The court ruled that manufacturers may fix the retail costs of goods. Prior to today the retailer fixed the price, leading to the famed "manufacturers suggested retail price" sticker in car windows. The Supreme Court, in a 5-4 split decision featuring the same Roberts/Scalia/Alito/Thomas/Kennedy majority that combined to swerve the court rightward through out it's term, ruled that the precedent setting retail pricing for this nation since 1911 were outdated, and out of step with modern economics.

Believe you me, I don't make any pretense at being an economic wizard, but frankly this opinion is baffling. The forces of economics guiding this nations entire financial engine since early last century are what have brought us to where we are today. The Supreme Court is meddling with the fundamentals here. Surely one of those basic forces is the mechanism by which prices paid by consumers for every day common retail goods is set. As the famous line from Mr. Beale goes: YOU have meddled with the primal forces of nature, and YOU WILL ATONE!

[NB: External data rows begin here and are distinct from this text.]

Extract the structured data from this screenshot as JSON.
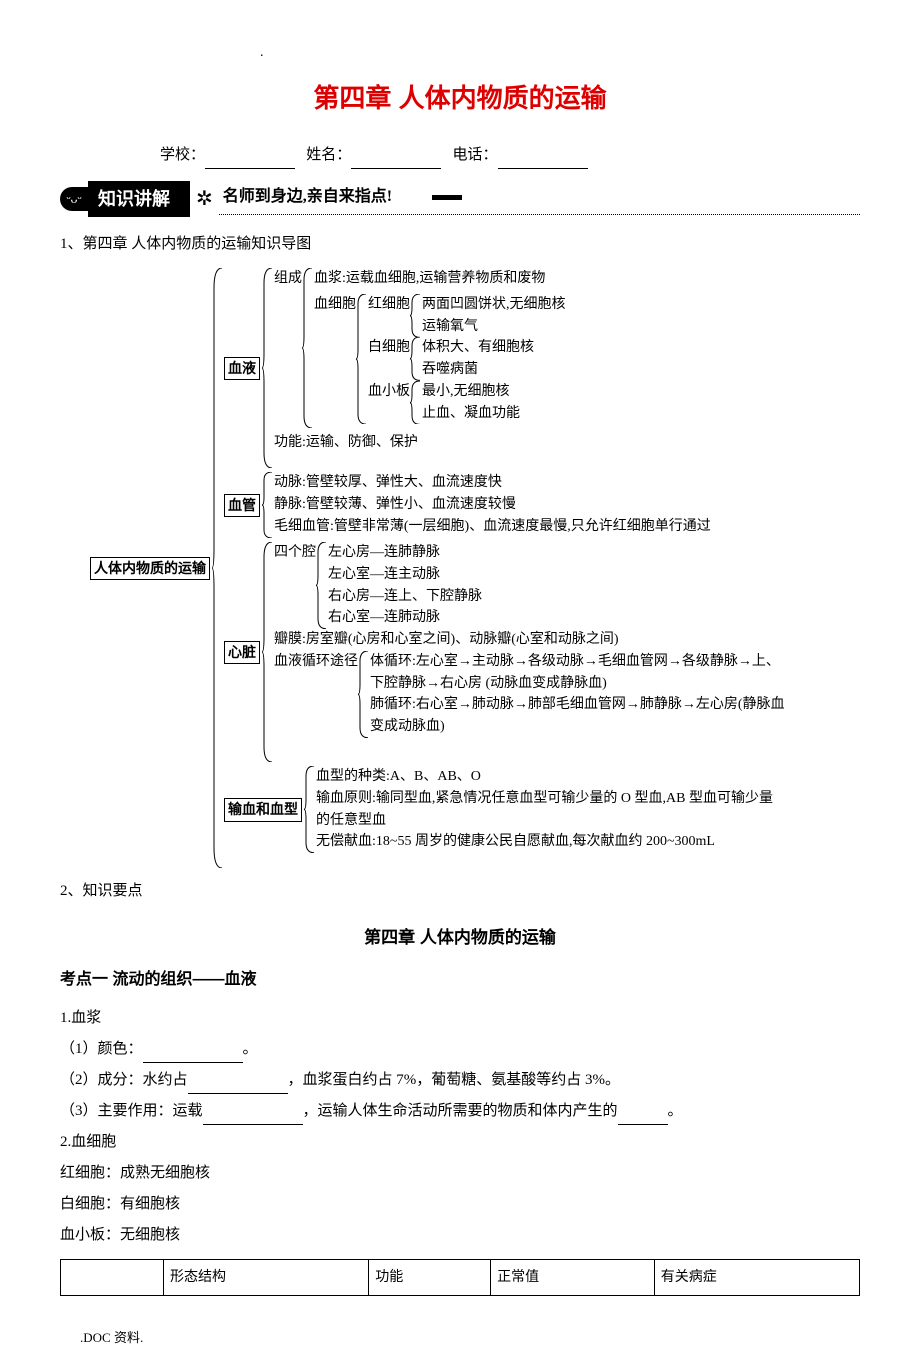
{
  "dot": ".",
  "title": "第四章    人体内物质的运输",
  "info": {
    "school_label": "学校：",
    "name_label": "姓名：",
    "phone_label": "电话："
  },
  "banner": {
    "smile": "ᵕᴗᵕ",
    "main": "知识讲解",
    "flower": "✲",
    "sub": "名师到身边,亲自来指点!"
  },
  "sections": {
    "s1": "1、第四章    人体内物质的运输知识导图",
    "s2": "2、知识要点"
  },
  "chart_data": {
    "type": "tree",
    "root": "人体内物质的运输",
    "branches": {
      "blood_box": "血液",
      "blood_plasma": "血浆:运载血细胞,运输营养物质和废物",
      "blood_comp": "组成",
      "blood_cells_lbl": "血细胞",
      "rbc": "红细胞",
      "rbc_1": "两面凹圆饼状,无细胞核",
      "rbc_2": "运输氧气",
      "wbc": "白细胞",
      "wbc_1": "体积大、有细胞核",
      "wbc_2": "吞噬病菌",
      "plt": "血小板",
      "plt_1": "最小,无细胞核",
      "plt_2": "止血、凝血功能",
      "blood_fn": "功能:运输、防御、保护",
      "vessel_box": "血管",
      "artery": "动脉:管壁较厚、弹性大、血流速度快",
      "vein": "静脉:管壁较薄、弹性小、血流速度较慢",
      "capillary": "毛细血管:管壁非常薄(一层细胞)、血流速度最慢,只允许红细胞单行通过",
      "heart_box": "心脏",
      "chambers_lbl": "四个腔",
      "c1": "左心房—连肺静脉",
      "c2": "左心室—连主动脉",
      "c3": "右心房—连上、下腔静脉",
      "c4": "右心室—连肺动脉",
      "valve": "瓣膜:房室瓣(心房和心室之间)、动脉瓣(心室和动脉之间)",
      "circ_lbl": "血液循环途径",
      "systemic": "体循环:左心室→主动脉→各级动脉→毛细血管网→各级静脉→上、下腔静脉→右心房 (动脉血变成静脉血)",
      "pulmonary": "肺循环:右心室→肺动脉→肺部毛细血管网→肺静脉→左心房(静脉血变成动脉血)",
      "transf_box": "输血和血型",
      "bt_types": "血型的种类:A、B、AB、O",
      "bt_rule": "输血原则:输同型血,紧急情况任意血型可输少量的 O 型血,AB 型血可输少量的任意型血",
      "bt_donate": "无偿献血:18~55 周岁的健康公民自愿献血,每次献血约 200~300mL"
    }
  },
  "subtitle": "第四章    人体内物质的运输",
  "point1": {
    "title": "考点一    流动的组织——血液",
    "p1": "1.血浆",
    "p1_1a": "（1）颜色：",
    "p1_1b": "。",
    "p1_2a": "（2）成分：水约占",
    "p1_2b": "，血浆蛋白约占 7%，葡萄糖、氨基酸等约占 3%。",
    "p1_3a": "（3）主要作用：运载",
    "p1_3b": "，运输人体生命活动所需要的物质和体内产生的",
    "p1_3c": "。",
    "p2": "2.血细胞",
    "p2_1": "红细胞：成熟无细胞核",
    "p2_2": "白细胞：有细胞核",
    "p2_3": "血小板：无细胞核"
  },
  "table": {
    "h1": "",
    "h2": "形态结构",
    "h3": "功能",
    "h4": "正常值",
    "h5": "有关病症"
  },
  "footer": ".DOC 资料."
}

"Modern economics", as defined by the rightist bloc which ruled 15 times this year in favor of shielding businesses and corporations from consumers, seems to consist of corporate interests doing whatever they please and consumers just having to deal as best we can with the consequences. You are likely to see the consequences of the retail price fixing ruling in higher prices for many common retail items in short order. You may thank the Supreme Court when you notice this lightening of your wallet, which will directly enrich the corporate interests this court seems to be so eager to help at your expense. The same corporate interests which have largely benefited from the largess of the Bush administrations policies, and a compliant Congress, now have the Supreme Court making sure that the entire weight of Government sides with them against the rest of us. The next thing we might expect is for the Justices to start wearing corporate logos on their robes in the style of race car drivers.

There have been many occasions for pundits to note the eagerness of the ascendant conservative bloc to over turn settled law despite the oft heard protestations during confirmation that they held a heavy respect for precedent. The retail price fixing ruling may not be sexy to write about or particularly interesting reading, but I think this ruling has a greater chance of directly affecting you than most of the other rulings which did get a lot of opinion. After all, what are you more likely to do in the next week or so: go buy something from a retailer, or stand on a parade route holding a bong hits for Jesus sign?

It is indeed time for Senatorial oversight of Supreme court nominees to move past the pro-forma questioning in which the nominee refuses to speculate on the most important issues that may come before them. Senators should pin them down on judicial philosophy, and get a real understanding of the consequences that voting for the nominee means for the future of this nation. If the nominee refuses, they are not guaranteed or even particularly deserving of votes for confirmation. There is no clause in the constitution which specifies the tone or line of questioning which is appropriate for nominees. After all, we see that the constrained hearings which have become commonplace for today's nominee did not draw out the truth of the matter when it came to Alito and Roberts willingness to overturn precedent no matter how often they expressed their respect for settled law in the hearings.